On Behalf Of [The Difference Between Collective Voice and Individual Agency]
In the last week, I’ve given lots of thought about your responsibility versus accountability post, and wondered how vocal we are about the ins and outs of our profession.
Frankly, there’s a whole list of things I’ve rather not be held accountable for, including but not limited to student attendance, adult comportment around students, and an education system that cares much more about its bottom line than its students most in need. Yet, I feel responsible for all those things because a) I came in with the ideal that I would help move the needle towards progress and b) I still believe it.
The optimist in me wants to believe everyone involved understands this dichotomy; the realist in me knows too many people in positions of power who ignore this purposely.
That’s why, at every chance I get, I remind people that one of the ways we’re going to push the profession forward is to take responsibility for their own advocacy as well.
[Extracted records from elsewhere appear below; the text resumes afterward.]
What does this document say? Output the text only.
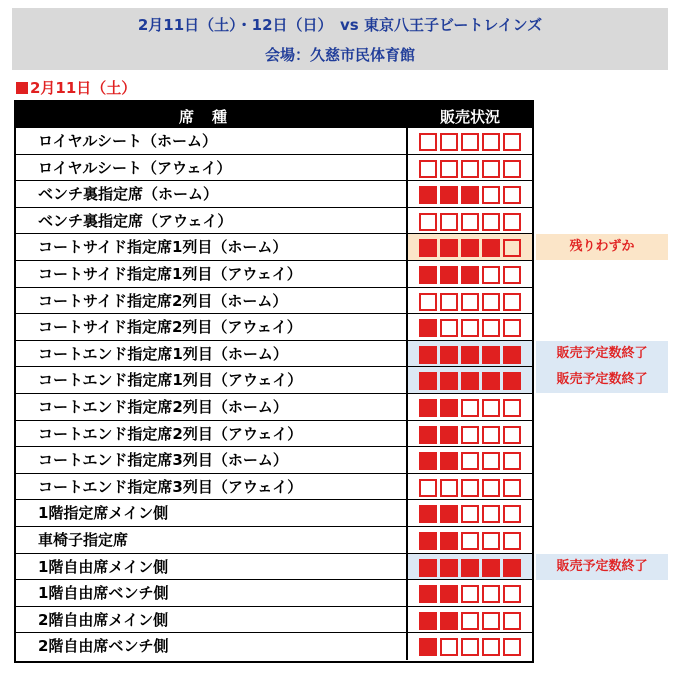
2月11日（土）・12日（日）　vs 東京八王子ビートレインズ
会場：久慈市民体育館
2月11日（土）
席種	販売状況
ロイヤルシート（ホーム）
ロイヤルシート（アウェイ）
ベンチ裏指定席（ホーム）
ベンチ裏指定席（アウェイ）
コートサイド指定席1列目（ホーム）
コートサイド指定席1列目（アウェイ）
コートサイド指定席2列目（ホーム）
コートサイド指定席2列目（アウェイ）
コートエンド指定席1列目（ホーム）
コートエンド指定席1列目（アウェイ）
コートエンド指定席2列目（ホーム）
コートエンド指定席2列目（アウェイ）
コートエンド指定席3列目（ホーム）
コートエンド指定席3列目（アウェイ）
1階指定席メイン側
車椅子指定席
1階自由席メイン側
1階自由席ベンチ側
2階自由席メイン側
2階自由席ベンチ側
残りわずか
販売予定数終了
販売予定数終了
販売予定数終了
I do believe in a collective voice, so naturally, I love having a union (or in my case, unions), and their work matters now more than ever for us having a say in how teacher evaluation and contracts are formed.
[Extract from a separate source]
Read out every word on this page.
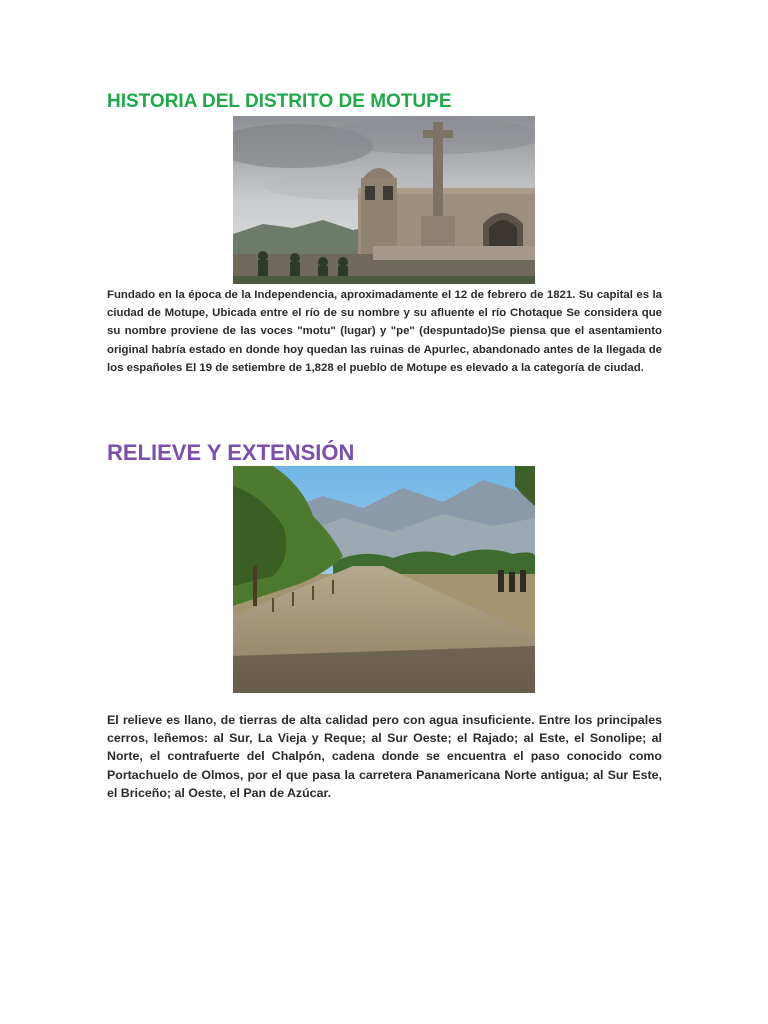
HISTORIA DEL DISTRITO DE MOTUPE

Fundado en la época de la Independencia, aproximadamente el 12 de febrero de 1821. Su capital es la ciudad de Motupe, Ubicada entre el río de su nombre y su afluente el río Chotaque Se considera que su nombre proviene de las voces "motu" (lugar) y "pe" (despuntado)Se piensa que el asentamiento original habría estado en donde hoy quedan las ruinas de Apurlec, abandonado antes de la llegada de los españoles El 19 de setiembre de 1,828 el pueblo de Motupe es elevado a la categoría de ciudad.

RELIEVE Y EXTENSIÓN

El relieve es llano, de tierras de alta calidad pero con agua insuficiente. Entre los principales cerros, leñemos: al Sur, La Vieja y Reque; al Sur Oeste; el Rajado; al Este, el Sonolipe; al Norte, el contrafuerte del Chalpón, cadena donde se encuentra el paso conocido como Portachuelo de Olmos, por el que pasa la carretera Panamericana Norte antigua; al Sur Este, el Briceño; al Oeste, el Pan de Azúcar.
However, in other spaces, I’ve found that, in the midst of trying to advocate “for teachers” or speaking on behalf of us, people completely neglect us and / or play to a similar power structure that their detractors do. They might think they’re speaking as part of a collective, but not quite. While people don’t always intend for this to happen, it’s hard for me as an advocate to sit there and wonder why teachers still get the fewest amount of seats (if at all) even in spaces that proffer us, physically or virtually.
Mike Klonsky said once that we might need to destroy the whole flippin’ table, and I tend to agree with him.
For, whenever only a couple of us feel responsible for the children we teach (and these tend to also get held accountable), those moments become part of our experience, moments no one can take away from us. We can speak collectively about our concerns, but we root it in the experiences we have as teachers on a daily basis.
Now that I mention it, I also don’t want to be held accountable for our honesty, but I’m well aware of my responsibility towards it.